As a specialist of adolescent literary instruction, Lauren Capotosto, assistant professor of education, will work with Burncoat Middle School on a multi-year study aimed to increase adolescents’ book access and reading engagement through a justice-oriented summer reading program.

 

 

 

 

daina harvey professor sociology

With his expertise as a sociologist of food and the environment, Daina Cheyenne Harvey, associate professor of sociology, has partnered with the Community Harvest Project and South High School to develop a nutrition curriculum that will address food equity among Worcester’s youth and a larger study about food movements in urban spaces.

  

 

 

stone poche sia

 

Given their longstanding work on Latino history, Justin Poché, associate professor of history, and Cynthia Stone, professor of Spanish, have partnered with the Latino History Project of Worcester and with the Worcester Historical Museum to expand the Latino History Project’s archive and showcase it in public-facing digital form. Their work will lead to a 2022 exhibit at Worcester Historical Museum that will narrate and document the diverse and dynamic history of the Latino experience in Worcester.

2018 SIA Recipients

susan rodgers sociology

Professor Emerita of Sociology and Anthropology Susan Rodgers was awarded a Scholarship in Action grant in May 2018. Drawing upon five years of collaboration with the Worcester Refugee Assistance Project and with the Refugee Artisans of Worcester, Rodgers’s “Refugee Resettlement in Worcester” entails an anthropological ethnography about how refugees now living in our city are making new homes and new lives for themselves here after fleeing extreme violence in their countries of origin. Rodgers and Holy Cross student researchers conducted life history interviews with refugees and former refugees, ages l8 to 70, about various aspects of their resettlement journeys.

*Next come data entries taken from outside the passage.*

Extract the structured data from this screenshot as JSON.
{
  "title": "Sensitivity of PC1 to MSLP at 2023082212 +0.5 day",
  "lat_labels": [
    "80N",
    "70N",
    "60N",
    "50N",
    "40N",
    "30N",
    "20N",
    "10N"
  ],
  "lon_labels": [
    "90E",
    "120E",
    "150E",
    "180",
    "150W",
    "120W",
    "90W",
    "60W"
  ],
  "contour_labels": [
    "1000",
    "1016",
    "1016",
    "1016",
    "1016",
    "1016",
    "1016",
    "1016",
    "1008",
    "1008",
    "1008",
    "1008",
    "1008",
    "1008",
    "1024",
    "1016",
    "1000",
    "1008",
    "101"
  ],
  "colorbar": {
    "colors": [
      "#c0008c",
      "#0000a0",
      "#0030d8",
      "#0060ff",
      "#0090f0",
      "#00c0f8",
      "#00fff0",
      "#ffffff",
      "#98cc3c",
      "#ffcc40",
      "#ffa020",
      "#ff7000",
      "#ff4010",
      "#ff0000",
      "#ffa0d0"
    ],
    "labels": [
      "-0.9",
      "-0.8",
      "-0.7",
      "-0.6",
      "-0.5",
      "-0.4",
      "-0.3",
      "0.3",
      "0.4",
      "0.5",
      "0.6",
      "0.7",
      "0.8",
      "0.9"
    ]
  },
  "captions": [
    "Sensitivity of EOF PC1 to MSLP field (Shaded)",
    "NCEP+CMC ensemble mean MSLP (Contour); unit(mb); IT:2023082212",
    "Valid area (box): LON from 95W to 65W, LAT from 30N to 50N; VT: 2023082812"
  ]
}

Additionally, an exhibition of refugees' crafts (curated by Rodgers and students) were displayed at the Worcester Center for Crafts in 2020 as part of the project. 

Stephanie Yuhl

Professor of History Stephanie Yuhl was awarded a Scholarship in Action grant in May 2018. Following years of public history consultation, including her curation of the “Worcester in 50 Objects” exhibit at the Worcester Historical Museum, Yuhl’s project, “From Margin to Center” partners with the museum and various community representatives to make visible and accessible Worcester’s rich, but long-overlooked, LGBTQ+ history. This project includes collection management and archive building, an oral history project, and an object-based exhibit that together contribute to the museum’s larger strategic mission to become more inclusive, democratic, and collaborative in both its holdings and in its storytelling.

Seed Grants

SIA Seed Grants are modest grants of $2,000 that can help faculty jumpstart community-based research by providing faculty and their community partners with resources to embark upon community projects together. To learn more about the seed grants, please see the SIA Seed Grant guidelines.

2022 Seed Grants Recipients

  • Professor Alex Browman from the Psychology Department and his project “Using Tailored Psychological Interventions to Improve Motivation and Performance in Elementary School Math,”
  • Professor Yu-Jung Lin from the World Languages, Literatures, and Cultures and her project “Second language acquisition in late adulthood.”
  • Professors Mary Ebbott, Katherine Lu Hsu, and Neel Smith from the Classics Department and their project for a new introduction in Greek through community-based learning.